Voyage au pays sonore de Peter Handke est une pièce très paradoxale esthétiquement. Elle peut donner l’impression première d’être purement bavarde, sauf que le verbe pléthorique de Handke ménage de nombreuses ouvertures de la parole où le corps de l’acteur retrouve une liberté performative souvent déconcertante. Ce désaccord énigmatique entre les mots et les gestes transparaît dès les premières répliques de la pièce, en particulier dans la partition de Perceval et du Guetteur :
LE GUETTEUR repeigne ses cheveux ébouriffés, d’une main se protège les yeux, scrute l’espace et tend l’autre main devant lui : Mais regardez, comme c’est beau ! C’est la paix ici présentement dans l’arrière-pays, voilà pourquoi je peux dire cela. Je suis né sans doute pour célébrer, je n’ai nulle voix pour autre chose. Tout ce qui sort de ma bouche autrement reste aphone, ou crie trop. […] Dans mes oreilles déjà un hurlement, quand devant vous ce sont encore les collines et un murmure qui semble provenir des collines. Ses bras retracent les vagues des collines lointaines[19].
Le mouvement qui encadre ici la parole fait littéralement déborder le sens. Car loin de reproduire la beauté indicible du paysage, les derniers gestes du Guetteur ne retracent que les contours de cette réalité invisible pour le spectateur. Si la langue suggestive de Handke constitue ici le négatif d’une image latente et indéterminée, le geste lui-même se refuse toujours à désigner et à définir le visible. Il se contente d’ébaucher, de retracer dans son énergie et sa langue singulières, son langage autonome (jamais narratif ni illustratif) l’expérience sensible qu'il est en train de vivre. Alors, le corps de l’acteur n’est pas censé reproduire avec sa grammaire gestuelle une réalité connue et extérieure. Il est montré en pleine expertise incertaine d’un monde qui se dérobe au savoir (ces collines innombrables d’où s’échappe une « rumeur » inconnue) et ses gestes, du même coup, semblent balbutiants et incomplets.
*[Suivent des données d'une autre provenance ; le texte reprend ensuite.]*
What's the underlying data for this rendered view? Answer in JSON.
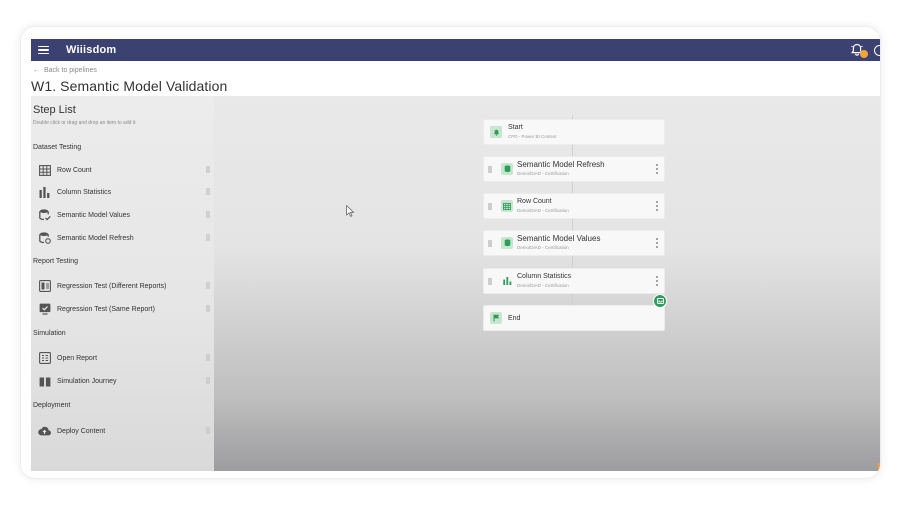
{
  "app": {
    "brand": "Wiiisdom"
  },
  "nav": {
    "back_label": "Back to pipelines",
    "back_arrow": "←"
  },
  "page": {
    "title": "W1. Semantic Model Validation"
  },
  "steplist": {
    "title": "Step List",
    "subtitle": "Double click or drag and drop an item to add it.",
    "sections": [
      {
        "label": "Dataset Testing",
        "items": [
          {
            "label": "Row Count",
            "icon": "table-icon"
          },
          {
            "label": "Column Statistics",
            "icon": "bar-chart-icon"
          },
          {
            "label": "Semantic Model Values",
            "icon": "database-check-icon"
          },
          {
            "label": "Semantic Model Refresh",
            "icon": "database-refresh-icon"
          }
        ]
      },
      {
        "label": "Report Testing",
        "items": [
          {
            "label": "Regression Test (Different Reports)",
            "icon": "report-compare-icon"
          },
          {
            "label": "Regression Test (Same Report)",
            "icon": "report-check-icon"
          }
        ]
      },
      {
        "label": "Simulation",
        "items": [
          {
            "label": "Open Report",
            "icon": "open-report-icon"
          },
          {
            "label": "Simulation Journey",
            "icon": "journey-icon"
          }
        ]
      },
      {
        "label": "Deployment",
        "items": [
          {
            "label": "Deploy Content",
            "icon": "cloud-upload-icon"
          }
        ]
      }
    ]
  },
  "pipeline": {
    "nodes": [
      {
        "kind": "start",
        "title": "Start",
        "subtitle": "CPD - Power BI Context",
        "icon": "bell-icon"
      },
      {
        "kind": "step",
        "title": "Semantic Model Refresh",
        "subtitle": "Demo/DIAD - Certification",
        "icon": "database-refresh-icon"
      },
      {
        "kind": "step",
        "title": "Row Count",
        "subtitle": "Demo/DIAD - Certification",
        "icon": "table-icon"
      },
      {
        "kind": "step",
        "title": "Semantic Model Values",
        "subtitle": "Demo/DIAD - Certification",
        "icon": "database-check-icon"
      },
      {
        "kind": "step",
        "title": "Column Statistics",
        "subtitle": "Demo/DIAD - Certification",
        "icon": "bar-chart-icon"
      },
      {
        "kind": "end",
        "title": "End",
        "subtitle": "",
        "icon": "flag-icon"
      }
    ]
  },
  "colors": {
    "topbar": "#3b4170",
    "accent_green": "#2e9d5c",
    "notification": "#f2a43a"
  }
}
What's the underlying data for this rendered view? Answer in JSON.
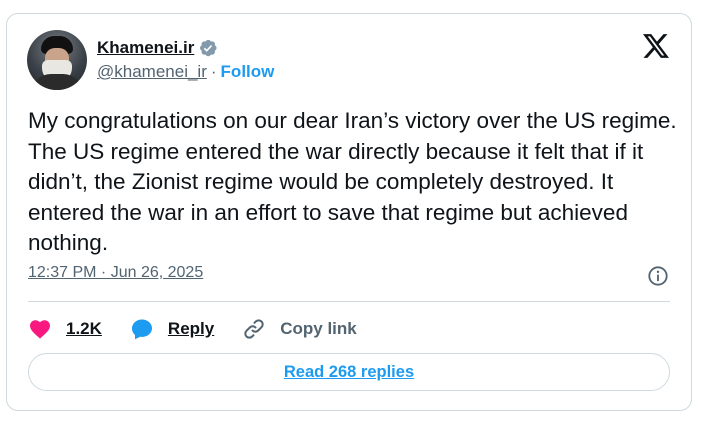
{
  "colors": {
    "accent": "#1d9bf0",
    "text_primary": "#0f1419",
    "text_secondary": "#536471",
    "border": "#cfd9de",
    "like": "#f91880"
  },
  "author": {
    "display_name": "Khamenei.ir",
    "handle": "@khamenei_ir",
    "separator": "·",
    "follow_label": "Follow",
    "verified_icon": "verified-badge-icon",
    "avatar": "profile-photo"
  },
  "tweet": {
    "text": "My congratulations on our dear Iran’s victory over the US regime. The US regime entered the war directly because it felt that if it didn’t, the Zionist regime would be completely destroyed. It entered the war in an effort to save that regime but achieved nothing.",
    "timestamp": "12:37 PM · Jun 26, 2025"
  },
  "actions": {
    "like_count": "1.2K",
    "reply_label": "Reply",
    "copy_link_label": "Copy link"
  },
  "footer": {
    "read_replies_label": "Read 268 replies"
  },
  "icons": {
    "brand": "x-logo-icon",
    "info": "info-icon",
    "like": "heart-icon",
    "reply": "speech-bubble-icon",
    "copy": "link-icon"
  }
}
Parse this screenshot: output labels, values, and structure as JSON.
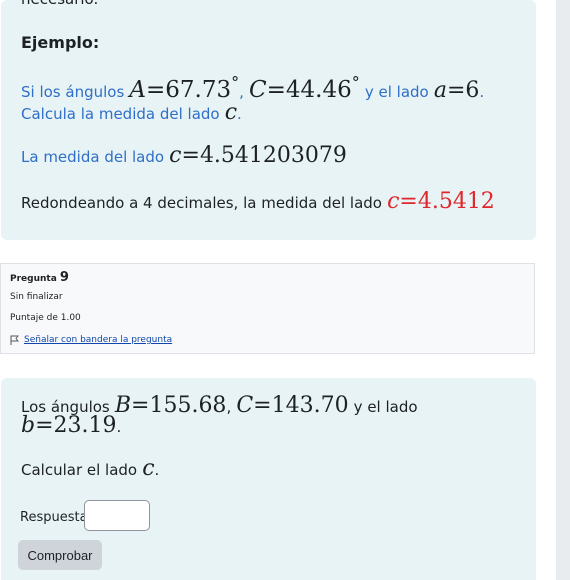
{
  "example": {
    "partial_top": "necesario.",
    "heading": "Ejemplo:",
    "line1": {
      "pre": "Si los ángulos",
      "A_var": "A",
      "A_val": "67.73",
      "C_var": "C",
      "C_val": "44.46",
      "degree": "°",
      "mid": "y el lado",
      "a_var": "a",
      "a_val": "6"
    },
    "line2": {
      "text": "Calcula la medida del lado",
      "var": "c"
    },
    "line3": {
      "text": "La medida del lado",
      "var": "c",
      "val": "4.541203079"
    },
    "line4": {
      "text": "Redondeando a 4 decimales, la medida del lado",
      "var": "c",
      "val": "4.5412"
    }
  },
  "question_info": {
    "label": "Pregunta",
    "number": "9",
    "state": "Sin finalizar",
    "mark": "Puntaje de 1.00",
    "flag_link": "Señalar con bandera la pregunta"
  },
  "question": {
    "line1": {
      "pre": "Los ángulos",
      "B_var": "B",
      "B_val": "155.68",
      "C_var": "C",
      "C_val": "143.70",
      "mid": "y el lado"
    },
    "line2": {
      "b_var": "b",
      "b_val": "23.19"
    },
    "line3": {
      "text": "Calcular el lado",
      "var": "c"
    },
    "answer_label": "Respuesta:",
    "answer_value": "",
    "check_button": "Comprobar"
  }
}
Un autre passage de Voyage au pays sonore démontre encore plus radicalement ce divorce insolite entre la langue et le geste. Le personnage (quasi mutique pendant toute la pièce) de Perceval s’adonne à des gesticulations qui provoquent ouvertement la signification :
L’ACTRICE après une longue pause, à PERCEVAL : Qui t’a chassé de la maison ?
PERCEVAL se raidit.
L’ACTRICE après une longue pause : Est-ce qu’on t’a lâché comme un chien au bord de l’autoroute avant les grandes vacances ?
PERCEVAL glisse pour se dérober à l’interrogatrice.
L’ACTRICE ostensiblement, comme pour le calmer, pose la main droite sur l’épaule gauche : As-tu peur de moi ?
PERCEVAL agite les bras, comme pour chasser un insecte.
L’ACTRICE Oh j’ai oublié : Quand on questionne, sauter ! – Quelles sont tes couleurs ?
PERCEVAL se gifle.
L’ACTRICE Tu vas toujours pieds nus, ou est-ce qu’on t’a pris tes chaussures ?
PERCEVAL se recroqueville et cogne son front contre le sol[20].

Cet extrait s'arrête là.